Si l'écrivain américain Jack Williamson (né en 1908) souffre aujourd'hui en France d'un grave déficit de notoriété, rappelons qu'il s'est rendu célèbre en son temps pour sa série de
space opera de
La Légion de l'espace. Il s'est aussi essayé à la Fantasy (
Sang doré),
au thriller futuriste (
Les humanoïdes)
et au fantastique, avec
Plus noir que vous ne pensez (1940) aujourd'hui réédité par les éditions Joëlle Losfeld. D'aucuns considèrent ces deux derniers romans comme les meilleurs de Williamson. Il est vrai que ses récits des années trente, bien que fort sympathiques, étaient surtout faits de bric et de broc et ne s'embarrassaient pas d'un style digne de ce nom — sauf si une armada d'adjectifs et d'adverbes édifiants (le mot « terrifiant » placé deux fois par page, par exemple) est considérée comme un style à part entière...
Plus noir que vous ne pensez n'échappe pas entièrement à la règle, mais fait preuve d'un effort stylistique patent. Allons voir de plus près. Un journaliste alcoolique, Will Barbee, enquête sur la mort inexpliquée du professeur Mondrick — terrassé en plein discours avant d'avoir pu dévoiler au monde entier sa terrible découverte. Will Barbee se transforme-t-il vraiment en animal sauvage, la nuit, comme le prétend la très attirante April Bell, ou est-il seulement victime de son inconscient, comme le suggère le très pragmatique Dr Archer Glenn ? Barbee, luttant contre ses démons intérieurs, est confronté à une opération eugénique sans précédent dont l'enjeu n'est autre, évidemment, que l'avenir de l'humanité.
Plus noir que vous ne pensez s'apparente bien sûr au fantastique, mais aussi au roman noir : le journaliste désabusé et porté sur la bouteille, la femme fatale de service, les manipulations, les complots, etc., l'inscrivent en effet dans la plus pure tradition du genre. Mais la nature très particulière du héros — que nous ne révélerons pas ici — permet d'établir un suspense inédit. L'enjeu de la lutte intérieure de Barbee n'est en effet rien de moins qu'une guerre larvée opposant les humains proprement dits et les descendants d'une race aux pouvoirs effrayants, jadis exterminée par l'Inquisition (mais qui subsiste encore sous forme de gènes isolés au cœur de notre patrimoine génétique). Inutile de vous dire que le thème du loup-garou prend lui aussi une autre dimension !

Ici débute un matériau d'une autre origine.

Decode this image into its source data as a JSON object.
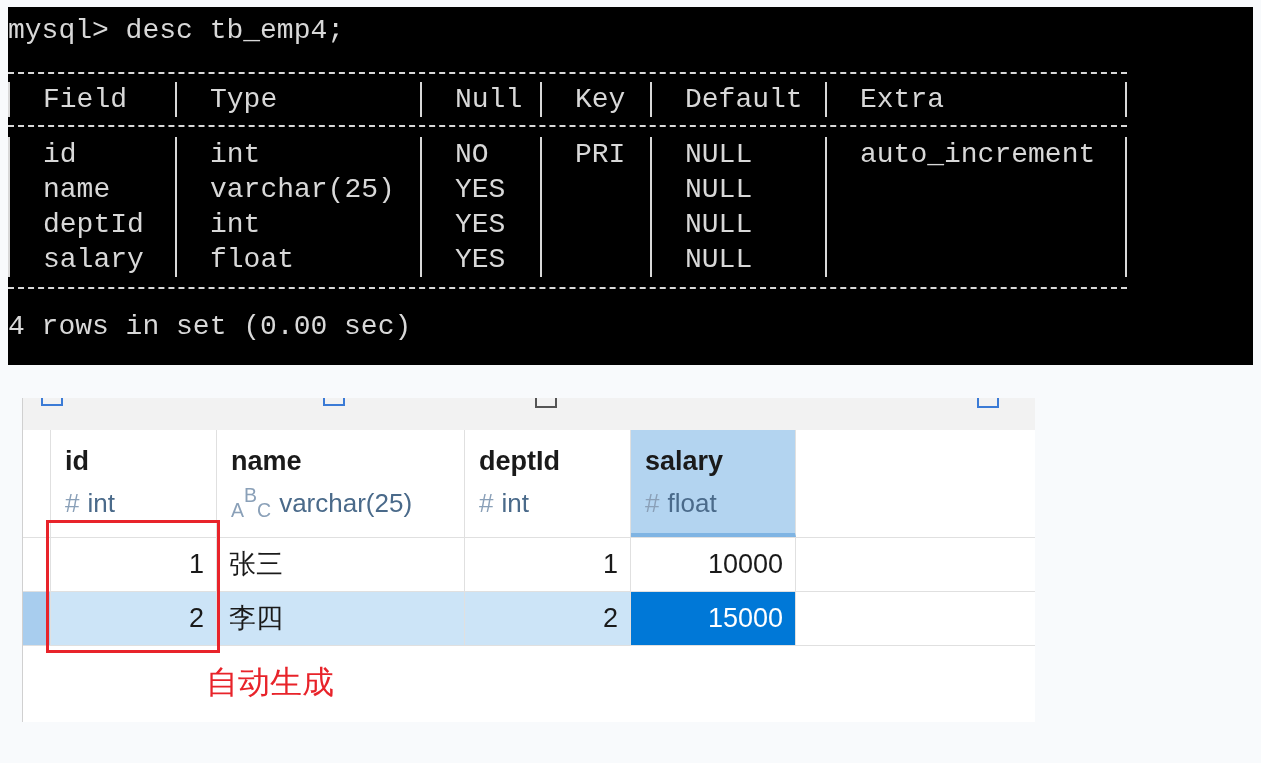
{
  "terminal": {
    "command": "mysql> desc tb_emp4;",
    "columns": [
      "Field",
      "Type",
      "Null",
      "Key",
      "Default",
      "Extra"
    ],
    "rows": [
      [
        "id",
        "int",
        "NO",
        "PRI",
        "NULL",
        "auto_increment"
      ],
      [
        "name",
        "varchar(25)",
        "YES",
        "",
        "NULL",
        ""
      ],
      [
        "deptId",
        "int",
        "YES",
        "",
        "NULL",
        ""
      ],
      [
        "salary",
        "float",
        "YES",
        "",
        "NULL",
        ""
      ]
    ],
    "footer": "4 rows in set (0.00 sec)"
  },
  "grid": {
    "columns": [
      {
        "name": "id",
        "type_icon": "#",
        "type": "int",
        "selected": false
      },
      {
        "name": "name",
        "type_icon": "$_{A}$$^{B}$$_{C}$",
        "type": "varchar(25)",
        "selected": false
      },
      {
        "name": "deptId",
        "type_icon": "#",
        "type": "int",
        "selected": false
      },
      {
        "name": "salary",
        "type_icon": "#",
        "type": "float",
        "selected": true
      }
    ],
    "rows": [
      {
        "selected": false,
        "cells": [
          {
            "value": "1",
            "selected": false
          },
          {
            "value": "张三",
            "selected": false
          },
          {
            "value": "1",
            "selected": false
          },
          {
            "value": "10000",
            "selected": false
          }
        ]
      },
      {
        "selected": true,
        "cells": [
          {
            "value": "2",
            "selected": false
          },
          {
            "value": "李四",
            "selected": false
          },
          {
            "value": "2",
            "selected": false
          },
          {
            "value": "15000",
            "selected": true
          }
        ]
      }
    ]
  },
  "annotation": {
    "text": "自动生成"
  }
}
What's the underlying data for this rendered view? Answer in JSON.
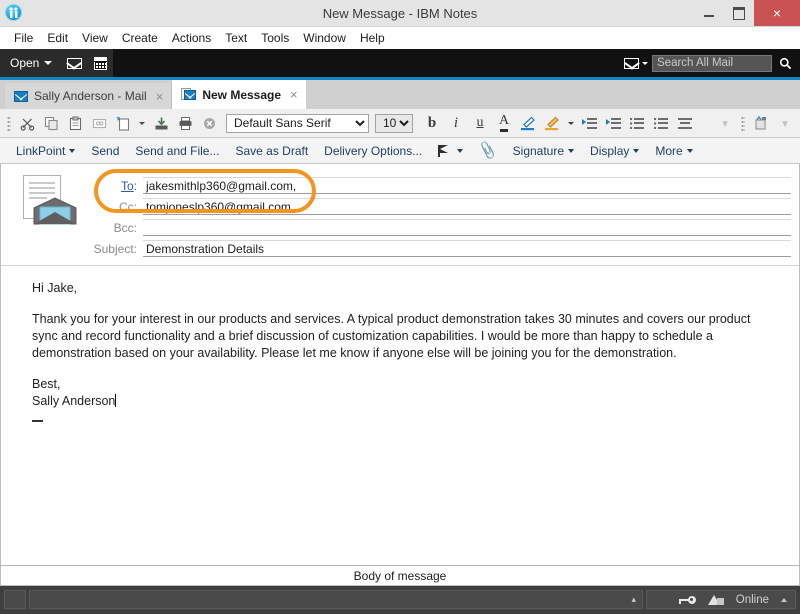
{
  "window": {
    "title": "New Message - IBM Notes",
    "app_icon": "ibm-notes-logo",
    "minimize_label": "–",
    "maximize_label": "□",
    "close_label": "×"
  },
  "menubar": {
    "items": [
      {
        "label": "File"
      },
      {
        "label": "Edit"
      },
      {
        "label": "View"
      },
      {
        "label": "Create"
      },
      {
        "label": "Actions"
      },
      {
        "label": "Text"
      },
      {
        "label": "Tools"
      },
      {
        "label": "Window"
      },
      {
        "label": "Help"
      }
    ]
  },
  "blackbar": {
    "open_label": "Open",
    "mail_icon": "envelope-icon",
    "calendar_icon": "calendar-icon",
    "search": {
      "scope_icon": "envelope-icon",
      "placeholder": "Search All Mail",
      "value": "",
      "submit_icon": "magnifier-icon"
    }
  },
  "tabs": [
    {
      "label": "Sally Anderson - Mail",
      "icon": "envelope-icon",
      "close": "×",
      "active": false
    },
    {
      "label": "New Message",
      "icon": "document-envelope-icon",
      "close": "×",
      "active": true
    }
  ],
  "formatbar": {
    "cut_icon": "scissors-icon",
    "copy_icon": "copy-icon",
    "paste_icon": "clipboard-icon",
    "paste_special_icon": "paste-special-icon",
    "new_icon": "new-document-icon",
    "save_icon": "save-icon",
    "print_icon": "printer-icon",
    "cancel_icon": "cancel-icon",
    "font_family": "Default Sans Serif",
    "font_size": "10",
    "bold_label": "b",
    "italic_label": "i",
    "underline_label": "u",
    "font_color_label": "A",
    "highlight_icon": "marker-icon",
    "text_highlight_icon": "highlighter-icon",
    "indent_icon": "indent-icon",
    "outdent_icon": "outdent-icon",
    "bullet_list_icon": "bullet-list-icon",
    "number_list_icon": "numbered-list-icon",
    "align_icon": "align-center-icon",
    "overflow_icon": "chevron-down-icon",
    "section_icon": "section-icon"
  },
  "actionbar": {
    "items": [
      {
        "label": "LinkPoint",
        "caret": true
      },
      {
        "label": "Send",
        "caret": false
      },
      {
        "label": "Send and File...",
        "caret": false
      },
      {
        "label": "Save as Draft",
        "caret": false
      },
      {
        "label": "Delivery Options...",
        "caret": false
      }
    ],
    "flag_icon": "flag-icon",
    "attach_icon": "paperclip-icon",
    "signature_label": "Signature",
    "display_label": "Display",
    "more_label": "More"
  },
  "compose": {
    "icon": "document-envelope-icon",
    "fields": [
      {
        "label": "To",
        "suffix": ":",
        "value": "jakesmithlp360@gmail.com,",
        "link": true
      },
      {
        "label": "Cc",
        "suffix": ":",
        "value": "tomjoneslp360@gmail.com,",
        "link": false
      },
      {
        "label": "Bcc",
        "suffix": ":",
        "value": "",
        "link": false
      },
      {
        "label": "Subject",
        "suffix": ":",
        "value": "Demonstration Details",
        "link": false
      }
    ],
    "highlight_color": "#f5941f",
    "body": {
      "greeting": "Hi Jake,",
      "paragraph": "Thank you for your interest in our products and services. A typical product demonstration takes 30 minutes and covers our product sync and record functionality and a brief discussion of customization capabilities. I would be more than happy to schedule a demonstration based on your availability. Please let me know if anyone else will be joining you for the demonstration.",
      "closing": "Best,",
      "signature": "Sally Anderson"
    }
  },
  "statusbar": {
    "context_label": "Body of message",
    "key_icon": "key-icon",
    "notes_icon": "notes-icon",
    "online_label": "Online",
    "online_caret": "▴",
    "expand_caret": "▴"
  },
  "colors": {
    "accent_blue": "#1184c9",
    "action_link": "#1f3f66",
    "highlight_orange": "#f5941f",
    "close_red": "#cb5252"
  }
}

Car non seulement Williamson nous révèle l'origine de la plupart de nos mythes, mais il tente de surcroît de leur conférer une assise scientifique
1 : les phénomènes de lycanthropie (ou ses équivalents) seraient liés à une maîtrise instinctive des probabilités par certains individus porteurs des gènes cités plus haut. En effet, dans l'absolu, les particules constituant tel ou tel être vivant sont les mêmes ; seul leur agencement diffère. Les sorciers, les loups-garous, auraient donc le pouvoir de forcer les probabilités et d'adopter la forme désirée (et même à passer à travers les murs). Cette idée apparemment farfelue préfigure en fait les spéculations d'auteurs modernes comme
Greg Egan, qui dans
Isolation invente
l'étalement et la
réduction, c'est-à-dire le choix d'une réalité parmi les possibles, et la destruction instantanée de toutes les autres (idée d'ailleurs déjà développée par Williamson dans le plaisant
Legion of time 2 en 1938).
Avec ce roman hybride, Williamson aurait donc pu devenir l'égal d'un
Matheson ou d'un
Lovecraft, mais une fâcheuse tendance à la facilité et aux métaphores sexuelles risibles (Barbee-le-serpent-géant glissant sur le corps nu de la belle April ; les cuisses nues de la belle April enserrant le corps musclé de Barbee-le-loup-gris...) ne favorise certes pas sa consécration... Il n'est toutefois pas exclu, comme le suggérait
Jean-Pierre Andrevon (in
Le Monde de la Science-fiction,
M.A. éditions), que ce roman soit en fait humoristique
3. La place prépondérante de la psychanalyse freudienne (dont l'auteur vante les mérites et dénonce les limites) n'exclut pas en effet que ces pitoyables métaphores sexuelles puissent n'être qu'une mauvais blague à l'intention des adorateurs de Sigmund. D'accord, c'est tiré par les cheveux. N'empêche :
Plus noir que vous ne pensez est vraiment un excellent bouquin.